How do you propose to wait until the child exec's if you use shared 
memory? Do you plan to use clone(CLONE_VFORK) (but without CLONE_VM)?

Alexey

On 02/05/2022 17:08, Alexey Izbyshev wrote:
> On 2022-05-02 23:02, Adhemerval Zanella wrote:
>> On 02/05/2022 16:54, Alexey Izbyshev wrote:
>>> On 2022-05-02 22:42, Adhemerval Zanella wrote:
>>>> On 02/05/2022 16:15, Alexey Izbyshev wrote:
>>>>> On 2022-05-02 21:06, Adhemerval Zanella wrote:
>>>>>> +      while (__write_nocancel (args->pipe[1], &ret, sizeof (ret)) < 0);
>>>>>
>>>>> If the parent is killed, write() will fail with EPIPE, so this loop will become infinite. Maybe check for EPIPE and break?
>>>>
>>>> We block all signals (__libc_signal_block_all), so the parent will be
>>>> only killed
>>>> by signals that can no be caught (SIGKILL).  Same for SIGPIPE.
>>>
>>> The parent can indeed only be killed by SIGKILL, or simply exit from another thread, but how exactly it dies doesn't matter.
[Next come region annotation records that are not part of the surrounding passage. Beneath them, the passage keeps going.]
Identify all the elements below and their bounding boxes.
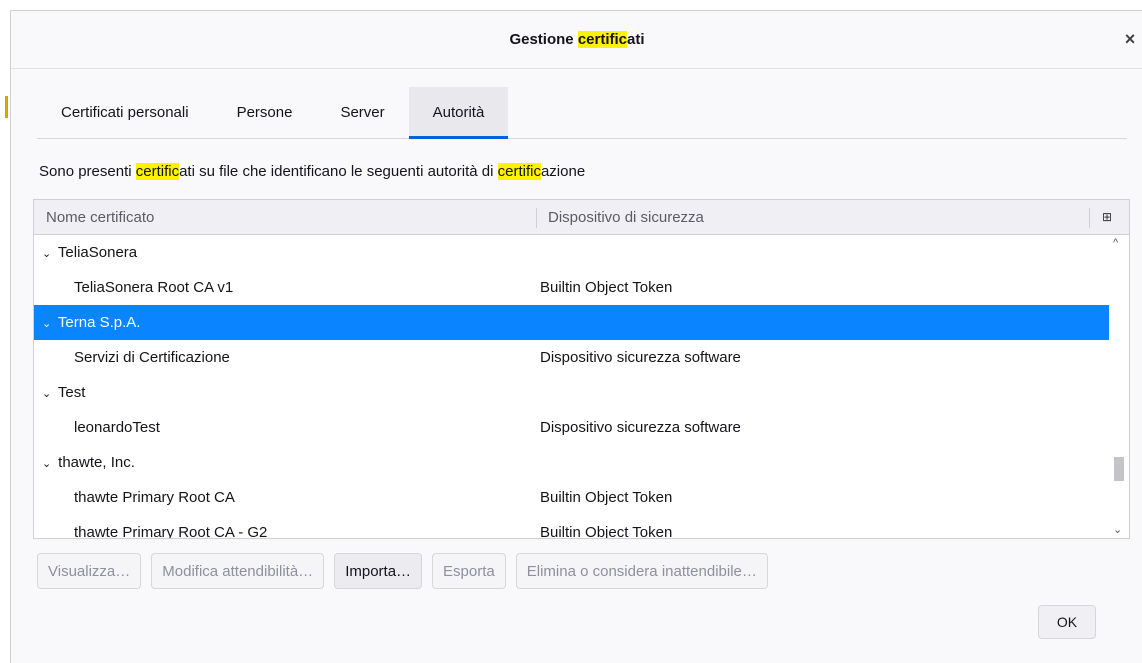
- tree-row-group[interactable]: ⌄ TeliaSonera: [34, 235, 1110, 270]
- certificate-manager-dialog: Gestione certificati × Certificati perso…: [10, 10, 1142, 663]
- dialog-title: Gestione certificati: [509, 31, 645, 48]
- action-buttons: Visualizza… Modifica attendibilità… Impo…: [37, 553, 768, 589]
- export-button[interactable]: Esporta: [432, 553, 506, 589]
- close-icon[interactable]: ×: [1121, 29, 1139, 49]
- row-label: Terna S.p.A.: [57, 314, 141, 331]
- security-device: Builtin Object Token: [540, 279, 673, 296]
- security-device: Builtin Object Token: [540, 489, 673, 506]
- tree-row-certificate[interactable]: thawte Primary Root CA - G2 Builtin Obje…: [34, 515, 1110, 539]
- column-header-certificate-name[interactable]: Nome certificato: [46, 209, 154, 226]
- background-window: [0, 0, 10, 663]
- description-search-highlight: certific: [135, 163, 180, 180]
- certificate-name: TeliaSonera Root CA v1: [74, 279, 234, 296]
- import-button[interactable]: Importa…: [334, 553, 423, 589]
- scroll-down-icon[interactable]: ⌄: [1113, 523, 1122, 536]
- description-part: Sono presenti: [39, 163, 136, 180]
- scroll-up-icon[interactable]: ^: [1113, 237, 1118, 249]
- tree-row-certificate[interactable]: Servizi di Certificazione Dispositivo si…: [34, 340, 1110, 375]
- tab-personal-certificates[interactable]: Certificati personali: [37, 87, 213, 138]
- certificate-name: Servizi di Certificazione: [74, 349, 230, 366]
- certificate-name: leonardoTest: [74, 419, 160, 436]
- certificate-tree: Nome certificato Dispositivo di sicurezz…: [33, 199, 1130, 539]
- chevron-down-icon[interactable]: ⌄: [42, 457, 54, 470]
- dialog-titlebar: Gestione certificati ×: [11, 11, 1142, 69]
- ok-button[interactable]: OK: [1038, 605, 1096, 639]
- title-text: Gestione: [509, 31, 578, 48]
- edit-trust-button[interactable]: Modifica attendibilità…: [151, 553, 325, 589]
- tree-row-group[interactable]: ⌄ thawte, Inc.: [34, 445, 1110, 480]
- row-label: TeliaSonera: [57, 244, 138, 261]
- tree-row-certificate[interactable]: thawte Primary Root CA Builtin Object To…: [34, 480, 1110, 515]
- delete-distrust-button[interactable]: Elimina o considera inattendibile…: [515, 553, 768, 589]
- tree-row-certificate[interactable]: leonardoTest Dispositivo sicurezza softw…: [34, 410, 1110, 445]
- title-search-highlight: certific: [577, 31, 628, 48]
- background-highlight-mark: [5, 96, 8, 118]
- certificate-name: thawte Primary Root CA: [74, 489, 235, 506]
- group-name: ⌄ Test: [42, 384, 85, 401]
- group-name: ⌄ thawte, Inc.: [42, 454, 135, 471]
- chevron-down-icon[interactable]: ⌄: [42, 387, 54, 400]
- tree-row-certificate[interactable]: TeliaSonera Root CA v1 Builtin Object To…: [34, 270, 1110, 305]
- group-name: ⌄ Terna S.p.A.: [42, 314, 140, 331]
- row-label: thawte, Inc.: [58, 454, 135, 471]
- description-part: azione: [540, 163, 586, 180]
- description-part: ati su file che identificano le seguenti…: [179, 163, 498, 180]
- description-search-highlight: certific: [497, 163, 541, 180]
- row-label: Test: [57, 384, 86, 401]
- column-picker-icon[interactable]: ⊞: [1102, 210, 1112, 224]
- chevron-down-icon[interactable]: ⌄: [42, 317, 54, 330]
- chevron-down-icon[interactable]: ⌄: [42, 247, 54, 260]
- tab-bar: Certificati personali Persone Server Aut…: [37, 87, 1127, 139]
- security-device: Dispositivo sicurezza software: [540, 349, 741, 366]
- description-text: Sono presenti certificati su file che id…: [39, 163, 585, 180]
- title-text-suffix: ati: [627, 31, 645, 48]
- tab-servers[interactable]: Server: [316, 87, 408, 138]
- column-divider[interactable]: [1089, 208, 1090, 228]
- column-header-security-device[interactable]: Dispositivo di sicurezza: [548, 209, 704, 226]
- tree-scrollbar[interactable]: ^ ⌄: [1109, 235, 1129, 538]
- tree-row-group[interactable]: ⌄ Test: [34, 375, 1110, 410]
- view-button[interactable]: Visualizza…: [37, 553, 142, 589]
- scrollbar-thumb[interactable]: [1114, 457, 1124, 481]
- security-device: Builtin Object Token: [540, 524, 673, 539]
- tree-rows: ⌄ TeliaSonera TeliaSonera Root CA v1 Bui…: [34, 235, 1110, 539]
- tree-header: Nome certificato Dispositivo di sicurezz…: [34, 200, 1129, 235]
- tab-people[interactable]: Persone: [213, 87, 317, 138]
- security-device: Dispositivo sicurezza software: [540, 419, 741, 436]
- tab-authorities[interactable]: Autorità: [408, 87, 509, 139]
- column-divider[interactable]: [536, 208, 537, 228]
- tree-row-group-selected[interactable]: ⌄ Terna S.p.A.: [34, 305, 1110, 340]
- certificate-name: thawte Primary Root CA - G2: [74, 524, 268, 539]
- group-name: ⌄ TeliaSonera: [42, 244, 137, 261]
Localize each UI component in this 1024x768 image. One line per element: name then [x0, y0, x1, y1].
But signals are already unblocked at this point in the child, so if SIGPIPE was ignored in the parent, it's ignored now in the child and is unblocked, hence write() can fail with EPIPE.
>>>
>>
>> Right, I was thinking in term of the CLONE_VFORK which is not the case.  But
>> now checking on the closefrom and the pipe file descriptor issue, it seems
>> it would be better to have the error code communicate through a shared memory
>> instead of a pipe.
> 
> How do you propose to wait until the child exec's if you use shared memory? Do you plan to use clone(CLONE_VFORK) (but without CLONE_VM)?

Your suggestion to use a two clone_range calls is way simpler than a shared map.